I twisted around, just in time to see her get knocked sideways, little legs kicking in the air, then gone under feet. So many feet. Stomping feet. “MUFFIN!” I reached down, lunging, but someone shoved me that way, then that way, all twisty-turny. Could hear Mommy yelling my name, far away, but couldn’t see her, just legs and backs and running people. Ooof! Someone slammed into my back, hard. I stumbled forward, arms waving trying not to fall down, and then… Mommy’s voice was swept away by the ruckus.
YELP! Muffin again, a tiny, sharp, hurt yelp that cut right through the screaming-noise, like a needle-stick in my ear. Saw her go down-down-down, little legs folding up as a giant shoe came CRUNCH right into her side, and she fell in the street.
“NO! MUFFIN!” I yelled, fighting, pushing, arms swinging like windmills, trying to get to her, pushing through legs and bodies. Feet all around us, too many, too fast, not caring. A big heavy boot came WHUMP down, almost on her head. She tried to get up, paws scrabbling-sliding on the dirt, but people just kept coming, pushing-pushing-pushing, everywhere-running. Reached for her, grabbed her fur, held on so tight, felt her legs grab me back, little claws digging in.

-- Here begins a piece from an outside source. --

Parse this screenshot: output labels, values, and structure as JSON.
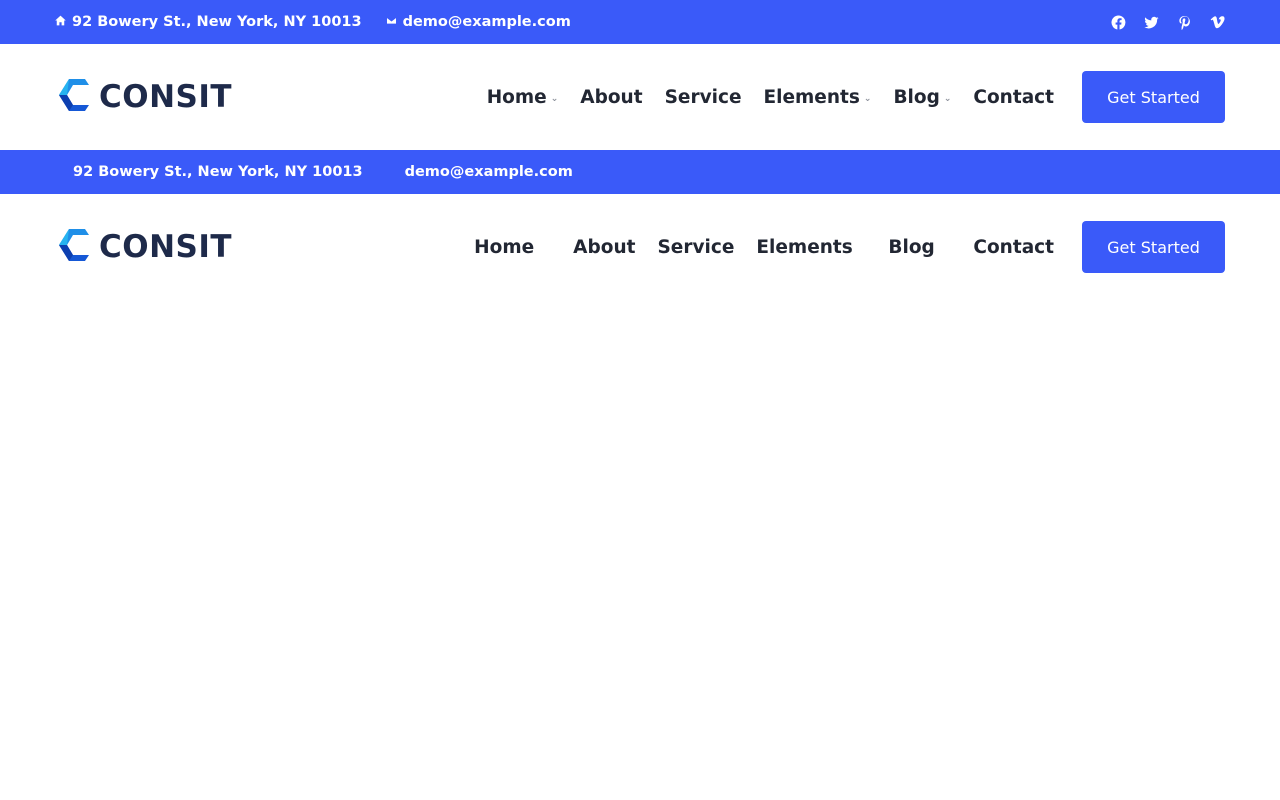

Suddenly – GRAB! Something clamped on my arm, hard. A hand, scratchy and strong, snatched me from behind, yanked me backwards. Twisted around, tried to pull away, but whoever had me was too big, too strong, pulling too fast. Then – flying!
Just a tiny bit of a scream came out before WHOOSH – body flying forward – right into the box-thing. The Agonizer.
And then… dang it!
Pain words? Didn't have enough pain words. Sharp, dull, burny, stabby? All of them. All at once. Times a bazillion.
Skin peeling off like a sunburn, but worse, every nerve screaming fire. Muscles twisting-shrinking-unwinding, then growing back all wrong, then melting-drippy, then starting over. Bones snapping, then put back together crooked, then CRUNCH to dust, then back together again, then snap again, just for fun-mean. Couldn’t breathe. Couldn’t see. Was I even… me anymore? Just… pain. Only pain, and I somehow experienced all of it with passing out.
I screamed. Maybe I died? I heard Muffin yelling-howling-crying somewhere far away.
Then… it stopped.
I fell on the ground, hard, body twitching-jumping, every nerve wire sparking-zapping like a chewed-up electric cord.
Way up high, a voice, all mumbly. “Huh. This meat-puppet and the animal-thing didn’t die.” Then several feet rolled me onto my back – “Neat.”